What we are specifically talking about is building the cryptographer into the compiler. That is, programmers write their systems in high-level source code. Computers actually execute commands written in binary. A compiler is a tool which translates the former to the later, and modern compilers do a lot of optimizations and such along the way. In the paper described here, we describe how compilers might make otherwise normal programs (written by in an attestation-oblivious way) into binary executables that have attestation built in.

I mention this because our compiler-based approach is not the only path we might have taken. One can imagine other ways to make attestation both automatic and hidden from the programmer. For example, one might build attestation into the computer itself (like the kernel, or the JVM for Java programs). But it actually doesn't matter very much. Both approaches, it turns out, will run into the same problem: what does it mean for this kind of thing to work?
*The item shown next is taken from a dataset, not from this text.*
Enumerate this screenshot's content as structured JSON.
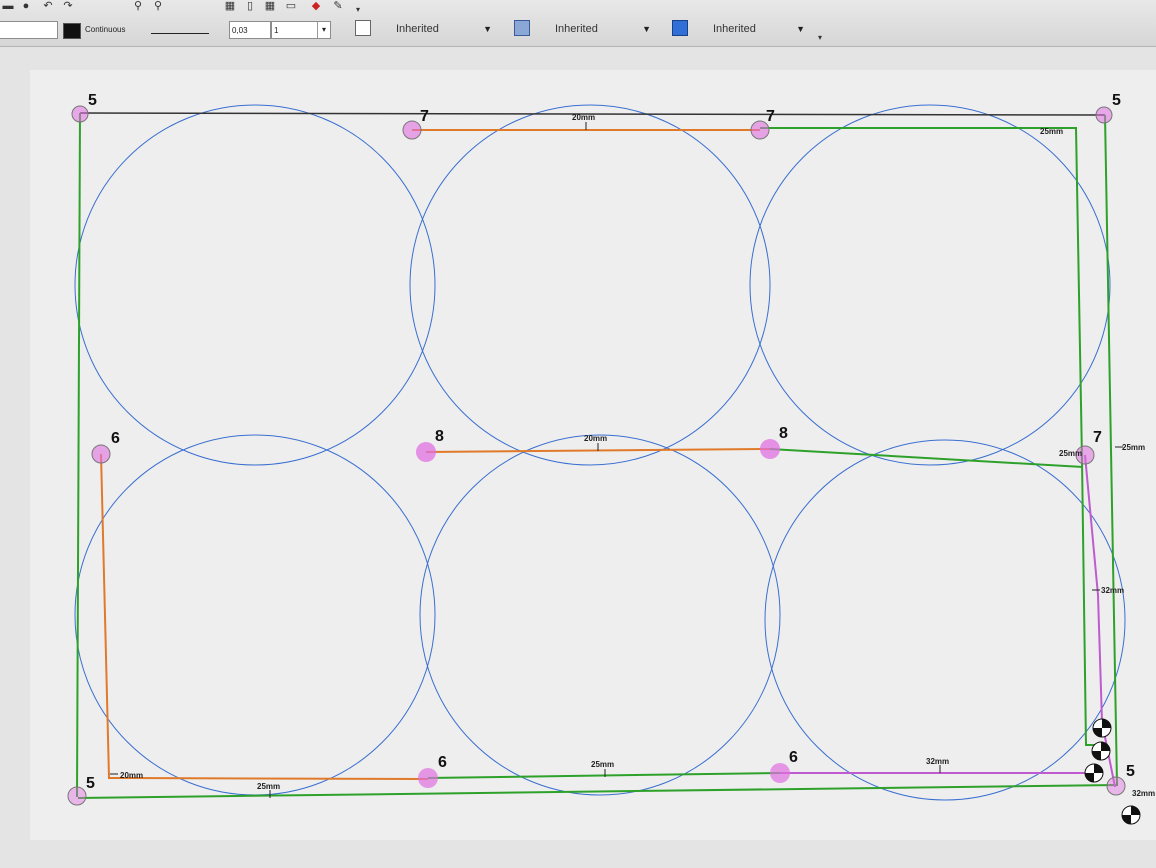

Specifically:

  • What does it mean for a system to protect itself from other subverted machines?
  • How do we ensure that our attestation-handling machinery doesn't disrupt the programmer's actual system?

Our answers are:

  • An honest computer should never communicate with a subverted one. A subverted machine should be completely shunned.
  • There is no way to hide the fact that communication with a given (subverted) machine is being cut off. So we don't try. Instead, we rely on the fact that modern networking applications already deal with communication cut-offs. All our machinery does, in fact, is make it look like a subverted machine has crashed. After that, we let the programmer's system handle this (expected, normal) form of failure in its own way.

The work is much more formal and rigorous than this, of course. It talks about distributed algorithms instead of general programs, for example, and it has a much more mathematical definition of success:

Suppose a distributed algorithm D is running in a system where participants P1, P2, P3, ... Pn are Byzantine (subverted), but honest participants are separated from the network by [our machinery]. Then experience of the honest participants is exactly as it would be in a system without [our machinery] but where network-connections to participants P1, P2, P3, ... Pn are down.
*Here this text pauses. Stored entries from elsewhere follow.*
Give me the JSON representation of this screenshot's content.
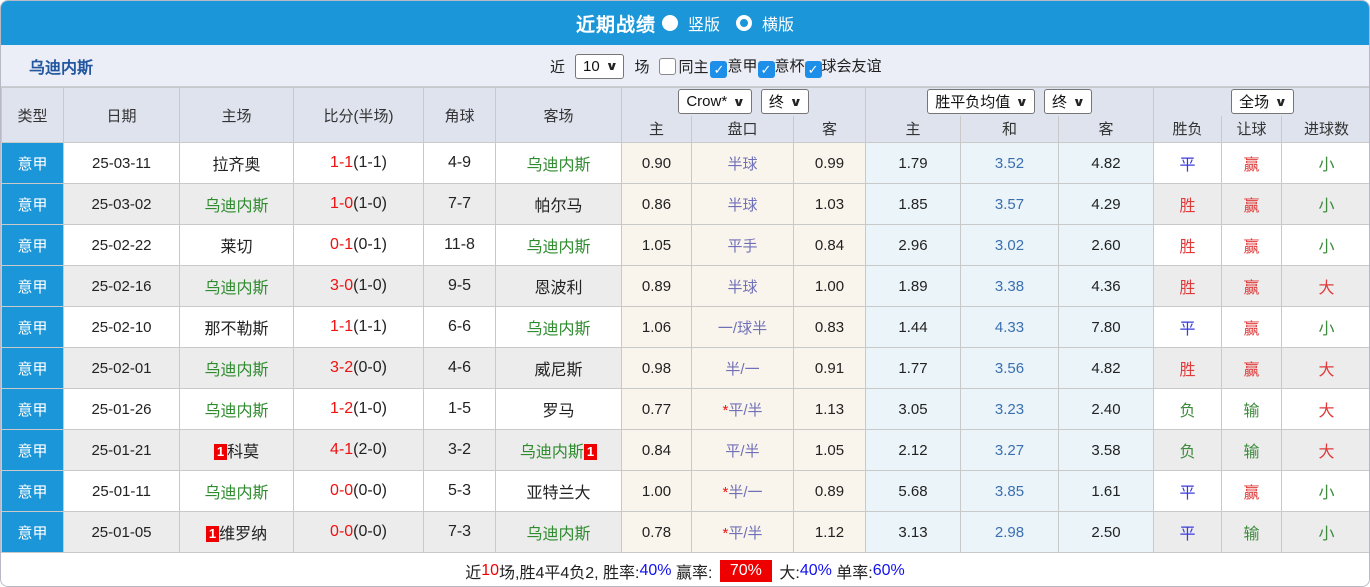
{
  "titlebar": {
    "title": "近期战绩",
    "radio_vertical": "竖版",
    "radio_horizontal": "横版"
  },
  "filter": {
    "team": "乌迪内斯",
    "recent_label": "近",
    "recent_value": "10",
    "games_label": "场",
    "same_home": {
      "label": "同主",
      "checked": false
    },
    "leagues": [
      {
        "label": "意甲",
        "checked": true
      },
      {
        "label": "意杯",
        "checked": true
      },
      {
        "label": "球会友谊",
        "checked": true
      }
    ]
  },
  "table": {
    "headers": {
      "type": "类型",
      "date": "日期",
      "home": "主场",
      "score": "比分(半场)",
      "corner": "角球",
      "away": "客场"
    },
    "sub_headers": [
      "主",
      "盘口",
      "客",
      "主",
      "和",
      "客",
      "胜负",
      "让球",
      "进球数"
    ],
    "dropdowns": {
      "bookmaker": "Crow*",
      "bookmaker_time": "终",
      "avg": "胜平负均值",
      "avg_time": "终",
      "scope": "全场"
    },
    "rows": [
      {
        "league": "意甲",
        "date": "25-03-11",
        "home_redcard": "",
        "home": "拉齐奥",
        "home_focus": false,
        "score_full": "1-1",
        "score_half": "(1-1)",
        "corners": "4-9",
        "away": "乌迪内斯",
        "away_focus": true,
        "away_redcard": "",
        "odds_home": "0.90",
        "handicap_star": "",
        "handicap": "半球",
        "odds_away": "0.99",
        "avg_home": "1.79",
        "avg_draw": "3.52",
        "avg_away": "4.82",
        "result": "平",
        "result_color": "blue",
        "handicap_result": "赢",
        "hr_color": "red",
        "goals": "小",
        "goals_color": "green"
      },
      {
        "league": "意甲",
        "date": "25-03-02",
        "home_redcard": "",
        "home": "乌迪内斯",
        "home_focus": true,
        "score_full": "1-0",
        "score_half": "(1-0)",
        "corners": "7-7",
        "away": "帕尔马",
        "away_focus": false,
        "away_redcard": "",
        "odds_home": "0.86",
        "handicap_star": "",
        "handicap": "半球",
        "odds_away": "1.03",
        "avg_home": "1.85",
        "avg_draw": "3.57",
        "avg_away": "4.29",
        "result": "胜",
        "result_color": "red",
        "handicap_result": "赢",
        "hr_color": "red",
        "goals": "小",
        "goals_color": "green"
      },
      {
        "league": "意甲",
        "date": "25-02-22",
        "home_redcard": "",
        "home": "莱切",
        "home_focus": false,
        "score_full": "0-1",
        "score_half": "(0-1)",
        "corners": "11-8",
        "away": "乌迪内斯",
        "away_focus": true,
        "away_redcard": "",
        "odds_home": "1.05",
        "handicap_star": "",
        "handicap": "平手",
        "odds_away": "0.84",
        "avg_home": "2.96",
        "avg_draw": "3.02",
        "avg_away": "2.60",
        "result": "胜",
        "result_color": "red",
        "handicap_result": "赢",
        "hr_color": "red",
        "goals": "小",
        "goals_color": "green"
      },
      {
        "league": "意甲",
        "date": "25-02-16",
        "home_redcard": "",
        "home": "乌迪内斯",
        "home_focus": true,
        "score_full": "3-0",
        "score_half": "(1-0)",
        "corners": "9-5",
        "away": "恩波利",
        "away_focus": false,
        "away_redcard": "",
        "odds_home": "0.89",
        "handicap_star": "",
        "handicap": "半球",
        "odds_away": "1.00",
        "avg_home": "1.89",
        "avg_draw": "3.38",
        "avg_away": "4.36",
        "result": "胜",
        "result_color": "red",
        "handicap_result": "赢",
        "hr_color": "red",
        "goals": "大",
        "goals_color": "red"
      },
      {
        "league": "意甲",
        "date": "25-02-10",
        "home_redcard": "",
        "home": "那不勒斯",
        "home_focus": false,
        "score_full": "1-1",
        "score_half": "(1-1)",
        "corners": "6-6",
        "away": "乌迪内斯",
        "away_focus": true,
        "away_redcard": "",
        "odds_home": "1.06",
        "handicap_star": "",
        "handicap": "一/球半",
        "odds_away": "0.83",
        "avg_home": "1.44",
        "avg_draw": "4.33",
        "avg_away": "7.80",
        "result": "平",
        "result_color": "blue",
        "handicap_result": "赢",
        "hr_color": "red",
        "goals": "小",
        "goals_color": "green"
      },
      {
        "league": "意甲",
        "date": "25-02-01",
        "home_redcard": "",
        "home": "乌迪内斯",
        "home_focus": true,
        "score_full": "3-2",
        "score_half": "(0-0)",
        "corners": "4-6",
        "away": "威尼斯",
        "away_focus": false,
        "away_redcard": "",
        "odds_home": "0.98",
        "handicap_star": "",
        "handicap": "半/一",
        "odds_away": "0.91",
        "avg_home": "1.77",
        "avg_draw": "3.56",
        "avg_away": "4.82",
        "result": "胜",
        "result_color": "red",
        "handicap_result": "赢",
        "hr_color": "red",
        "goals": "大",
        "goals_color": "red"
      },
      {
        "league": "意甲",
        "date": "25-01-26",
        "home_redcard": "",
        "home": "乌迪内斯",
        "home_focus": true,
        "score_full": "1-2",
        "score_half": "(1-0)",
        "corners": "1-5",
        "away": "罗马",
        "away_focus": false,
        "away_redcard": "",
        "odds_home": "0.77",
        "handicap_star": "*",
        "handicap": "平/半",
        "odds_away": "1.13",
        "avg_home": "3.05",
        "avg_draw": "3.23",
        "avg_away": "2.40",
        "result": "负",
        "result_color": "green",
        "handicap_result": "输",
        "hr_color": "green",
        "goals": "大",
        "goals_color": "red"
      },
      {
        "league": "意甲",
        "date": "25-01-21",
        "home_redcard": "1",
        "home": "科莫",
        "home_focus": false,
        "score_full": "4-1",
        "score_half": "(2-0)",
        "corners": "3-2",
        "away": "乌迪内斯",
        "away_focus": true,
        "away_redcard": "1",
        "odds_home": "0.84",
        "handicap_star": "",
        "handicap": "平/半",
        "odds_away": "1.05",
        "avg_home": "2.12",
        "avg_draw": "3.27",
        "avg_away": "3.58",
        "result": "负",
        "result_color": "green",
        "handicap_result": "输",
        "hr_color": "green",
        "goals": "大",
        "goals_color": "red"
      },
      {
        "league": "意甲",
        "date": "25-01-11",
        "home_redcard": "",
        "home": "乌迪内斯",
        "home_focus": true,
        "score_full": "0-0",
        "score_half": "(0-0)",
        "corners": "5-3",
        "away": "亚特兰大",
        "away_focus": false,
        "away_redcard": "",
        "odds_home": "1.00",
        "handicap_star": "*",
        "handicap": "半/一",
        "odds_away": "0.89",
        "avg_home": "5.68",
        "avg_draw": "3.85",
        "avg_away": "1.61",
        "result": "平",
        "result_color": "blue",
        "handicap_result": "赢",
        "hr_color": "red",
        "goals": "小",
        "goals_color": "green"
      },
      {
        "league": "意甲",
        "date": "25-01-05",
        "home_redcard": "1",
        "home": "维罗纳",
        "home_focus": false,
        "score_full": "0-0",
        "score_half": "(0-0)",
        "corners": "7-3",
        "away": "乌迪内斯",
        "away_focus": true,
        "away_redcard": "",
        "odds_home": "0.78",
        "handicap_star": "*",
        "handicap": "平/半",
        "odds_away": "1.12",
        "avg_home": "3.13",
        "avg_draw": "2.98",
        "avg_away": "2.50",
        "result": "平",
        "result_color": "blue",
        "handicap_result": "输",
        "hr_color": "green",
        "goals": "小",
        "goals_color": "green"
      }
    ]
  },
  "footer": {
    "parts": [
      {
        "t": "近",
        "c": "dark"
      },
      {
        "t": "10",
        "c": "red"
      },
      {
        "t": "场,胜4平4负2, 胜率:",
        "c": "dark"
      },
      {
        "t": "40%",
        "c": "blue"
      },
      {
        "t": " 赢率: ",
        "c": "dark"
      },
      {
        "t": "70%",
        "c": "badge"
      },
      {
        "t": " 大:",
        "c": "dark"
      },
      {
        "t": "40%",
        "c": "blue"
      },
      {
        "t": " 单率:",
        "c": "dark"
      },
      {
        "t": "60%",
        "c": "blue"
      }
    ]
  },
  "colors": {
    "accent_blue": "#1b96d8",
    "focus_team_green": "#2e8b2e",
    "score_red": "#ee1111",
    "handicap_purple": "#7070b8",
    "draw_odds_blue": "#3b6fb0",
    "badge_red": "#ee0000"
  }
}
Thus, the combination of (algorithm D + our machinery) are resilient to Byzantine (subverted) participants the same exact extent that algorithm D is resilient (on its own) to link-crashes.
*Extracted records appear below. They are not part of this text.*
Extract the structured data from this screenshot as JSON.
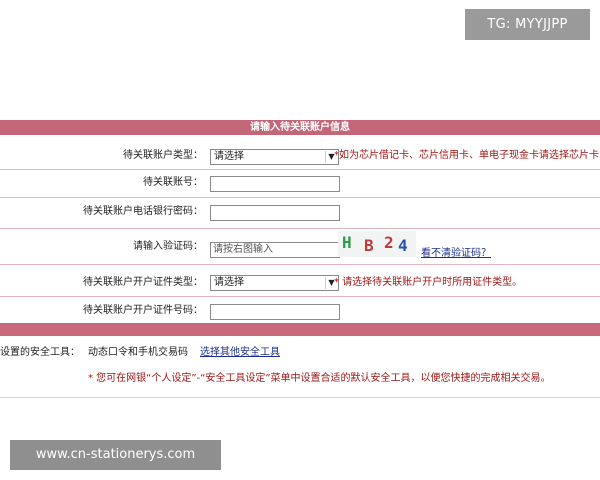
{
  "watermarks": {
    "top": "TG: MYYJJPP",
    "bottom": "www.cn-stationerys.com"
  },
  "form": {
    "header": "请输入待关联账户信息",
    "account_type": {
      "label": "待关联账户类型：",
      "value": "请选择",
      "note": "*如为芯片借记卡、芯片信用卡、单电子现金卡请选择芯片卡"
    },
    "account_number": {
      "label": "待关联账号：",
      "value": ""
    },
    "phone_bank_password": {
      "label": "待关联账户电话银行密码：",
      "value": ""
    },
    "captcha": {
      "label": "请输入验证码：",
      "placeholder": "请按右图输入",
      "chars": [
        "H",
        "B",
        "2",
        "4"
      ],
      "unclear_link": "看不清验证码？"
    },
    "id_type": {
      "label": "待关联账户开户证件类型：",
      "value": "请选择",
      "note_star": "*",
      "note": "请选择待关联账户开户时所用证件类型。"
    },
    "id_number": {
      "label": "待关联账户开户证件号码：",
      "value": ""
    }
  },
  "security": {
    "label": "设置的安全工具：",
    "value": "动态口令和手机交易码",
    "link": "选择其他安全工具",
    "tip": "* 您可在网银“个人设定”-“安全工具设定”菜单中设置合适的默认安全工具，以便您快捷的完成相关交易。"
  },
  "colors": {
    "header_bg": "#c26678",
    "note_red": "#a01818",
    "link_blue": "#1b2f8f",
    "captcha_green": "#2e9a4a",
    "captcha_red": "#c23a3a",
    "captcha_blue": "#2f4fb0"
  }
}
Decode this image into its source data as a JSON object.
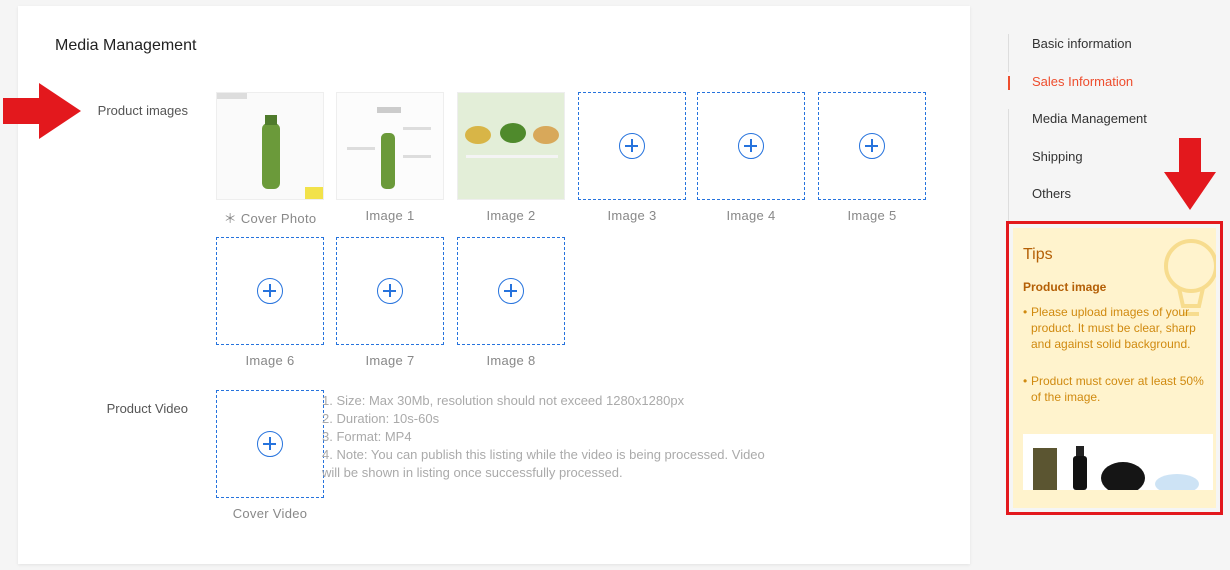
{
  "section": {
    "title": "Media Management"
  },
  "product_images": {
    "label": "Product images",
    "slots": [
      {
        "label": "＊ Cover Photo"
      },
      {
        "label": "Image  1"
      },
      {
        "label": "Image  2"
      },
      {
        "label": "Image  3"
      },
      {
        "label": "Image  4"
      },
      {
        "label": "Image  5"
      },
      {
        "label": "Image  6"
      },
      {
        "label": "Image  7"
      },
      {
        "label": "Image  8"
      }
    ]
  },
  "product_video": {
    "label": "Product Video",
    "slot_label": "Cover Video",
    "notes": [
      "1. Size: Max 30Mb, resolution should not exceed 1280x1280px",
      "2. Duration: 10s-60s",
      "3. Format: MP4",
      "4. Note: You can publish this listing while the video is being processed. Video will be shown in listing once successfully processed."
    ]
  },
  "nav": {
    "items": [
      {
        "label": "Basic information"
      },
      {
        "label": "Sales Information"
      },
      {
        "label": "Media Management"
      },
      {
        "label": "Shipping"
      },
      {
        "label": "Others"
      }
    ],
    "active": "Sales Information"
  },
  "tips": {
    "title": "Tips",
    "subtitle": "Product image",
    "items": [
      "Please upload images of your product. It must be clear, sharp and against solid background.",
      "Product must cover at least 50% of the image."
    ]
  },
  "colors": {
    "accent": "#ee4d2d",
    "dashed_border": "#2673dd",
    "annotation_red": "#e3181d",
    "tips_bg": "#fff3cd"
  },
  "icons": {
    "add": "plus-circle-icon",
    "annotation": "red-arrow-icon",
    "tip": "lightbulb-icon"
  }
}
We even demonstrate this result by implementing our machinery in Erlang.2 Erlang is a wonderful programming language designed for networked applications, and so it makes sense to try our approach out on it first. Since it takes care of so much grunt-work for us (particularly the networking aspects) it allows us to really focus on the core of our approach. Its compiler is also amenable to this approach, having general support for user- supplied parse-transforms which can change the programmer's code in interesting ways before compiling it.

All in all, I'm very proud of this work and it was a lot of fun to do. Not only did I get to learn a lot about distributed algorithms and Erlang, but I got to contribute to an important result. From a purely academic viewpoint, the paper has a lot going for it. (The 'bisimulation' result paraphrased above, for example, as well as a new and intriguing definition of a 'Byzantine' participant.) But more importantly, this is my first publication in a while that might actually make the world a better place. (A little. Some day. Eventually. If a number of external factors all line up correctly. But hey-- I'll take what I can get.)


  1. Actually, more of an inverted ziggurat of cards, where the structure gets bigger and more precarious as it goes. And by the way, I've already glossed over another inverted ziggurat of cards when I say that the TPM 'monitors the state of the computer.' What it actually does is much more complicated and a lot more convoluted. 

  2. To the extent that we can. We don't actually have attestation working yet, and won't until the aforementioned Very Smart people get it working. But we can build everything but attestation, and can even use a simple placeholder protocol for the mock-attestation.